KBC 發問於 科學及數學其他 - 科學 · 8 年前

# physic 難題 29

Please let me know whether it's wrong for my attached solutions part (a) & (c)

I don't know how to calculate the part (b) and part (d), does it calculate wrong??

In part (e), where has the dissipated energy? is it for heat energy??

### 1 個解答

• 天同
Lv 7
8 年前
最愛解答

Your question cannot be seen using your given links. User ID and password are required to open the JPEG images.

2012-05-23 20:36:43 補充：

(a) The max magnetic flux through the coil EFGH when it is completely inside the magnetic field should be 0.04^2 x 0.3 wb = 4.8 x 10^-4 wb.

(b) From t =0 s to 0.02 s

Rate of change of flux = (4.8x10^-4)/0.02 wb/s = 0.024 wb/s

From t=0.02 s to 0.1 s

Rate of change of flux = (4.8x10^-4 - 4.8x10^-4)/(0.1-0.02) wb/s = 0 wb/s

From t = 0.1 s to 0.12 s

Rate of change of flux = (0 - 4.8x10^-4)/(0.12-0.1) wb/s = -0.024 wb/s

(c) Induced emf, and hence current, only occurs during the t=0 to 0.02 s and t = 0.1 to 0.12 s time intervals. When the coil EFGH is complletely inside the magnetic field during t = 0.02 to 0.1 s, there is NO induced current, becuase the rate of change of flux is zero.

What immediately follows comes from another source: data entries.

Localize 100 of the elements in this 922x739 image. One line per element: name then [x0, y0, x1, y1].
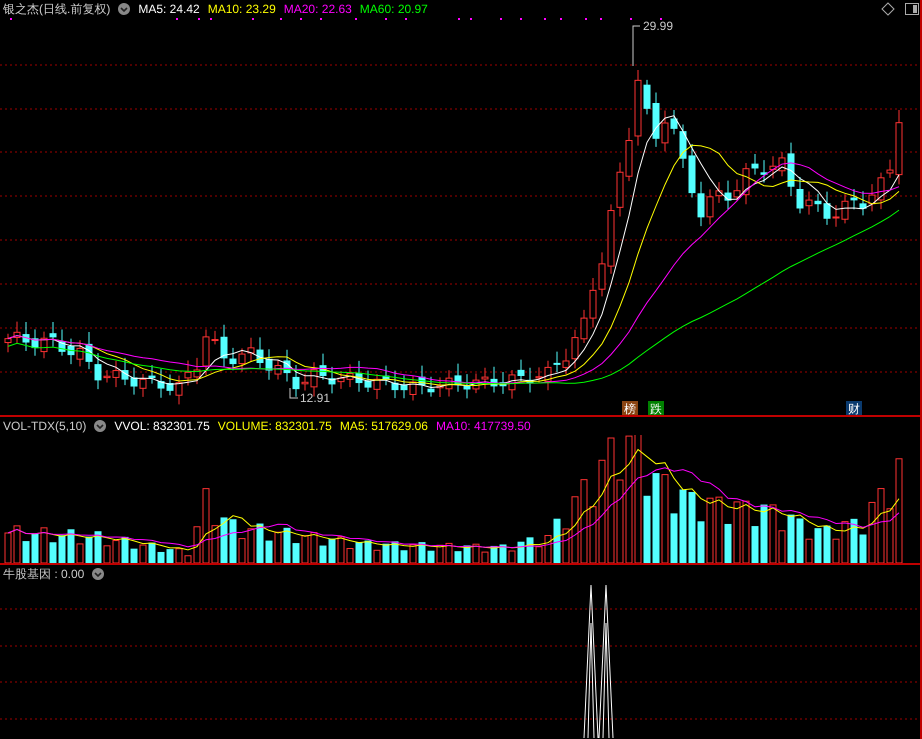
indicator-value: MA20: 22.63: [284, 1, 352, 18]
candlestick: [716, 182, 722, 204]
candlestick: [4, 333, 12, 353]
candlestick: [166, 374, 174, 396]
candlestick: [544, 360, 552, 391]
candlestick: [824, 191, 830, 226]
candlestick: [454, 363, 462, 392]
candlestick: [778, 152, 786, 177]
candlestick: [508, 370, 516, 400]
candlestick: [418, 365, 426, 395]
chart-title: 牛股基因 : 0.00: [3, 566, 84, 583]
candlestick: [698, 181, 704, 227]
candlestick: [788, 142, 794, 196]
candlestick: [130, 367, 138, 396]
candlestick: [626, 127, 632, 182]
candlestick: [410, 375, 416, 402]
candlestick: [158, 368, 164, 398]
candlestick: [238, 348, 246, 372]
candlestick: [68, 338, 74, 365]
leader-line: [290, 388, 298, 398]
candlestick: [392, 370, 398, 399]
candlestick: [122, 357, 128, 386]
candlestick: [436, 376, 444, 398]
candlestick: [868, 184, 876, 212]
candlestick: [346, 364, 354, 388]
candlestick: [266, 348, 272, 380]
candlestick: [40, 331, 48, 359]
candlestick: [706, 188, 714, 225]
candlestick: [364, 370, 372, 392]
candlestick: [518, 359, 524, 382]
candlestick: [680, 124, 686, 168]
candlestick: [148, 364, 156, 384]
candlestick: [338, 370, 344, 390]
candlestick: [580, 309, 588, 344]
candlestick: [482, 367, 488, 390]
price-label: 29.99: [643, 19, 674, 33]
candlestick: [850, 188, 858, 210]
candlestick: [742, 162, 750, 205]
candlestick: [446, 370, 452, 397]
candlestick: [652, 92, 660, 148]
chart-title: VOL-TDX(5,10): [3, 418, 86, 435]
candlestick: [562, 348, 570, 375]
event-tag: 财: [846, 401, 862, 415]
candlestick: [490, 366, 498, 394]
candlestick: [256, 336, 264, 368]
candlestick: [842, 194, 848, 224]
indicator-value: MA60: 20.97: [360, 1, 428, 18]
candlestick: [274, 359, 282, 380]
candlestick: [500, 372, 506, 394]
candlestick: [428, 376, 434, 398]
indicator-value: VVOL: 832301.75: [114, 418, 210, 435]
candlestick: [860, 190, 866, 216]
indicator-value: MA5: 517629.06: [340, 418, 428, 435]
leader-line: [632, 26, 640, 66]
dropdown-icon[interactable]: [118, 3, 130, 15]
dropdown-icon[interactable]: [94, 420, 106, 432]
candlestick: [670, 110, 678, 135]
candlestick: [104, 370, 110, 383]
candlestick: [374, 374, 380, 400]
candlestick: [212, 330, 218, 345]
candlestick: [14, 321, 20, 344]
dropdown-icon[interactable]: [92, 568, 104, 580]
candlestick: [320, 353, 326, 380]
candlestick: [878, 172, 884, 210]
candlestick: [76, 340, 84, 367]
diamond-icon[interactable]: [880, 1, 896, 17]
event-tag: 榜: [622, 401, 638, 415]
candlestick: [752, 154, 758, 176]
candlestick: [328, 366, 336, 394]
candlestick: [598, 252, 606, 297]
candlestick: [284, 349, 290, 382]
candlestick: [32, 328, 38, 356]
event-tag: 跌: [648, 401, 664, 415]
candlestick: [886, 159, 894, 178]
candlestick: [176, 375, 182, 405]
candlestick: [536, 366, 542, 384]
candlestick: [248, 337, 254, 362]
candlestick: [58, 328, 66, 356]
chart-title: 银之杰(日线.前复权): [3, 1, 110, 18]
candlestick: [464, 374, 470, 399]
candlestick: [832, 204, 840, 228]
candlestick: [760, 160, 768, 183]
candlestick: [814, 193, 822, 212]
candlestick: [770, 156, 776, 179]
candlestick: [616, 162, 624, 218]
candlestick: [644, 79, 650, 115]
candlestick: [94, 352, 102, 390]
panel-toggle-icon[interactable]: [904, 1, 920, 17]
candlestick: [688, 144, 696, 198]
candlestick: [796, 176, 804, 214]
candlestick: [724, 180, 732, 210]
indicator-value: MA10: 23.29: [208, 1, 276, 18]
candlestick: [112, 360, 120, 388]
candlestick: [590, 277, 596, 328]
candlestick: [472, 373, 480, 394]
candlestick: [22, 321, 30, 352]
price-label: 12.91: [300, 391, 330, 405]
candlestick: [572, 329, 578, 369]
candlestick: [608, 204, 614, 274]
candlestick: [220, 324, 228, 368]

During t=0 to 0.02 s, induced emf = 0.024 v

hence, induced current = 0.024/6 A = 0.004 A (or 4 mA)

The sign is +ve (above the x-axis) as the current flows, by Lenz's Law, in the anti-clockwise direction.

During t=0.1 to 0.12 s

induced emf = 0.024 v, hence induced current = 0.024/6 A = 0.004 A

The sign is -ve (i.e. below the x-axis), as the current flows in the clockwise direction.

(d) Energy is only dissipated when the coil EFGH is moving in and moving out from the magnetic field, i.e. during the two time intervals t=0 to 0.02 s and t = 0.1 to 0.12 s, because an induced current is flowing during these two periods.

Total energy disspaited = 2 x (0.004^2 x 6 x 0.02) J = 3.84x10^-6 J

(e) The dissipated energy comes from the work done by an external force pulling the coil into and out from the magnetic field.